さらにそのモーテルを出発してアメリカ国外を目指すってなかなか皮肉がきいてて、2029年のアメリカに自由(少なくともマイノリティが暮らす)はないのかもしれない。
ローガンのアイデンティティ
ここまで本作のXメンシリーズにおける異質性に焦点をあてて感想を述べてきたが、もちろん同シリーズに連なる太い文脈が屋台骨になってる。それはローガンのアイデンティティだ。
彼はXメンシリーズの主役級キャラではあるものの、その立ち位置は常にアウトサイダーだった。チャールズが創設した「恵まれし子らの学園」と直接の関わりを持たないミュータント。ミュータントにとって理想的な社会を作るという大きな目的は薄く、「自分が何者なのか」を求めてさすらう流れ者。
記憶喪失である彼は、誰から生まれて誰に育てられ、誰と暮らしてきたのか、というバックボーンを持たない宙ぶらりんな存在といえる。
本作にはローガンの遺伝子をもつキャラクターが二人登場する。ひとりはみなさんお察しのとおり謎の少女ローラであり、もうひとりは完全兵器と化したウルヴァリンのクローン。わざわざ書くのも恥ずかしいけど、前者は未来であり、後者は過去ということだろう。
記憶を抹消されて体内改造されたローガンだから許されるけど、おっさんが固執するには青臭すぎてしんどい問いだよね。
でも本作のラストはこの問いに対するベストなアンサーだと思う。別にそれ自体は突飛でもないありふれた着地点ではあるけど、本作のアプローチを含めて「そういうことだよね」と心のなかでそっと噛み締められるすばらしいラストだと思う。
まとめ
繰り返すけどR指定を受けるってのは興行的に大打撃。
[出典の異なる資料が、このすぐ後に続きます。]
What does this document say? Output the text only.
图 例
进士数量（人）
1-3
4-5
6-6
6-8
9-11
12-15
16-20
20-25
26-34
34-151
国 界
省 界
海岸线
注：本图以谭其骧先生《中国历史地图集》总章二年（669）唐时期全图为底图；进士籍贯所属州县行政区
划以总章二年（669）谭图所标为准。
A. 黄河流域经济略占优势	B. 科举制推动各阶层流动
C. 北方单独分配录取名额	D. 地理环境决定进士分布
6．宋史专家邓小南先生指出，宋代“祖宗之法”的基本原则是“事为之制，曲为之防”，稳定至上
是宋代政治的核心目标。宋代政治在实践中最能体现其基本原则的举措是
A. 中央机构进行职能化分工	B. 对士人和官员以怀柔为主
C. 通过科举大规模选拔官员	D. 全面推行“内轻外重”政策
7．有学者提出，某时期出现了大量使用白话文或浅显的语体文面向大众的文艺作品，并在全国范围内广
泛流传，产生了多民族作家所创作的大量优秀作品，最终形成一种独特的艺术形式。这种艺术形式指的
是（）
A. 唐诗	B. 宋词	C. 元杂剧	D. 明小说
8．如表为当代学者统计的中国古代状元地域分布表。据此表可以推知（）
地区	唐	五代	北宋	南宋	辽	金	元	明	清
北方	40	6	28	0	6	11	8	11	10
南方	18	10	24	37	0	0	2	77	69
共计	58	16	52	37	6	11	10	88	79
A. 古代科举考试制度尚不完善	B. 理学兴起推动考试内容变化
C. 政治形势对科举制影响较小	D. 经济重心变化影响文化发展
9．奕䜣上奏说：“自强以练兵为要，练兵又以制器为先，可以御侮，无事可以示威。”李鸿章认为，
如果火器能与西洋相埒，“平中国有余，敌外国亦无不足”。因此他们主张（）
それもドル箱であるXメンシリーズの作品だ。20世紀FOXも脚本段階で当然覚悟していたはずで、これにGOサインを出したメジャースタジオにまず拍手を送りたい。
もちろん、監督脚本をつとめたジェームズ・マンゴールドもそうだし、キャストもそうだ。ダフネ・キーンの発掘がなければこれほどクオリティの高い作品にはなってなかったと思う。
そしてもちろんヒュー・ジャックマン。R指定をFOXに飲ませるためにギャラの減額を申し出た、との噂もある侠気イケメン俳優。演技面でも、くたびれた汚いおっさんになりきり(戦闘マシーンであるクローンウルヴァリンと一人二役もこなしつつ)、前作とガラッと変わったキャラクター像をしっかり再構築していた。
その意味で義侠心に富んだローガンらしいキャストとスタッフ、映画会社がなし得た奇跡のような映画。やっぱ興行師は博奕打ちだよなーと思える超傑作!